Example 7: Hoisting with destructuring

console.log(destructuredVar); // Output: undefined
var { destructuredVar } = { destructuredVar: 'Destructured value' };
console.log(destructuredVar); // Output: Destructured value

Destructuring assignments follow the same hoisting rules as regular variable declarations. The variable is hoisted and initialized to undefined until the destructuring assignment is executed.
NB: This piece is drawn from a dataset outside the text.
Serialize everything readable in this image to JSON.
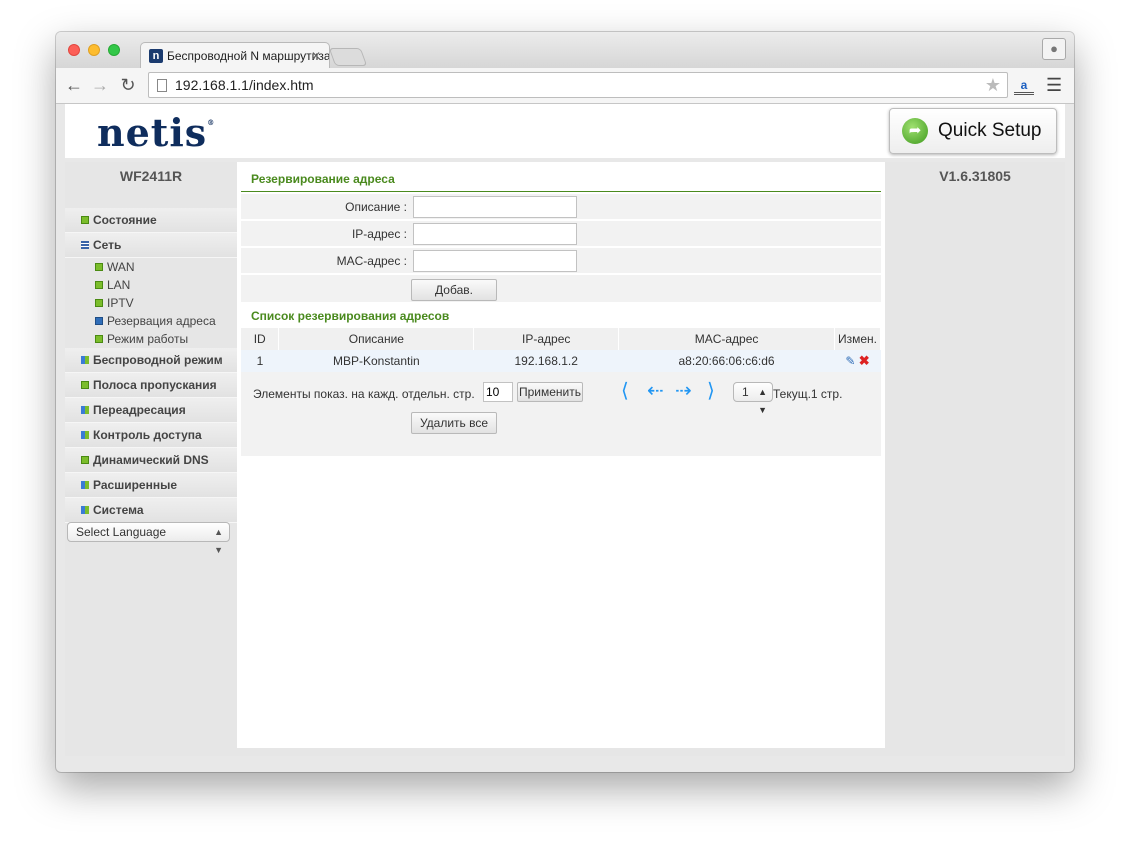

4. Common Hoisting Scenarios and Solutions

// Scenario 1: Avoiding hoisting issues with proper declaration order
// ❌ Bad practice - relying on hoisting
console.log(userName);
var userName = 'John';

// ✅ Good practice - declare at the top
var userName = 'John';
console.log(userName);

// Scenario 2: Using let/const to prevent hoisting confusion
// ❌ Confusing with var
console.log(age); // undefined
var age = 25;

// ✅ Clear with let/const
// console.log(age); // ReferenceError - forces proper declaration order
let age = 25;
console.log(age);

// Scenario 3: Function declaration vs expression for utilities
// ✅ Good for utilities (fully hoisted)
function formatName(firstName, lastName) {
    return firstName + ' ' + lastName;
}
console.log(formatName('John', 'Doe')); // Works anywhere in scope

// ✅ Good for callbacks (not hoisted, but more flexible)
const processData = function(data) {
    return data.map(item => item.toUpperCase());
};



// ✅ Good - conditional assignment
let conditionalFunction;
if (userType === 'admin') {
    conditionalFunction = function() {
        console.log('Admin function');
    };
}
// conditionalFunction(); // Only works if assigned

5. Advanced Hoisting Examples

// Example 1: Hoisting with try-catch blocks
try {
    console.log(errorVar); // Output: undefined
    var errorVar = 'This will be hoisted';
    throw new Error('Test error');
} catch (error) {
    console.log(errorVar); // Output: This will be hoisted
}

// Example 2: Hoisting with switch statements
switch (true) {
    case true:
        console.log(switchVar); // Output: undefined
        var switchVar = 'Switch scoped';
        break;
}
console.log(switchVar); // Output: Switch scoped

// Example 3: Hoisting with for-in loops
for (let key in {a: 1, b: 2}) {
    console.log(loopVar); // ReferenceError: Cannot access 'loopVar' before initialization
    let loopVar = 'Loop scoped';
}

// Example 4: Hoisting with template literals
console.log(templateVar); // Output: undefined
var templateVar = 'Template';
console.log(`${templateVar} literal`); // Output: Template literal

// Example 5: Hoisting with default parameters
function testDefaultParams(param = defaultValue) {
    console.log(param);
}
var defaultValue = 'Default value';
testDefaultParams(); // Output: Default value

// Example 6: Hoisting with rest parameters
function testRestParams(...args) {
    console.log(restVar); // Output: undefined
    var restVar = 'Rest parameter function';
    return args;
}

// Example 7: Hoisting with generator functions
function* testGenerator() {
    console.log(generatorVar); // Output: undefined
    var generatorVar = 'Generator function';
    yield 1;
}

Key Takeaways:

• `var` declarations are hoisted and initialized to `undefined`.
• `let` and `const` declarations are hoisted but not initialized, creating a temporal dead zone.
• Function declarations are fully hoisted, while function expressions are not.